In one instance, Stansby got himself into much more serious trouble. Probably in 1620, Stansby printed a topical pamphlet for Nathaniel Butter: titled A Plain Demonstration of the Unlawful Succession of Ferdinand II, Because of the Incestuous Marriage of His Parents, the work criticized the 1619 accession of the new Holy Roman Emperor. This was one of a series of pamphlets Stansby printed on the controversy that sparked the opening of the Thirty Years' War. The title page of the pamphlet on Ferdinand II bore the false claim that it was printed "at the Hague" – but the Stuart authorities were not fooled; first Butter, and then Stansby, were arrested for violating the regime's strict censorship policy, and Stansby's presses were damaged. Petitions for mercy from both Butter and Stansby survive in the extant records; in his, Stansby places all the blame for the affair on Butter. Both men spent some months in prison over the matter, but were eventually released.

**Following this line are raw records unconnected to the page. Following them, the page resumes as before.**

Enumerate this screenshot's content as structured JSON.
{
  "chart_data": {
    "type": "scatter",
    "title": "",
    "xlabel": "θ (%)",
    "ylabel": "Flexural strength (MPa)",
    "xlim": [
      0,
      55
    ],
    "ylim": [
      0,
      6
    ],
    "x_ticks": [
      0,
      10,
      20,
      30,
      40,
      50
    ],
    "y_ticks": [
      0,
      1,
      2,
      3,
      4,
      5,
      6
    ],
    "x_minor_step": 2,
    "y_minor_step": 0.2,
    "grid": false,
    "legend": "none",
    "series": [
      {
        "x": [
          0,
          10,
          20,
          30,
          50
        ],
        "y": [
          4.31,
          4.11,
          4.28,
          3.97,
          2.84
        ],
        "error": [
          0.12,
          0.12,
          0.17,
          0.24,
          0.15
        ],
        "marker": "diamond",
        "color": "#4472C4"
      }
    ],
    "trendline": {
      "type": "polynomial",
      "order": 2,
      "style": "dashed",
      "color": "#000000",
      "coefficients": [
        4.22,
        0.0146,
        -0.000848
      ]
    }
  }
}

While a prison sentence is a more substantive matter than mere fines for breaking guild rules, Butter and Stansby were far from the only stationers who were incarcerated for their professional activities. Other prominent stationers of the era, like John and Edward Allde, Nicholas Okes, and Thomas Archer, shared similar fates.

==Reputation==
Despite these legal problems, Stansby earned in his own time, and retains among modern bibliographers, a generally high respect for the quality of his printed texts. He has been characterized as "very reputable," and one of the "busiest and most prestigious printers in London" in his generation. Ben Jonson chose Stansby for the task of printing his 1616 folio precisely for the quality of Stansby's workmanship and his willingness to meet Jonson's standards and demands.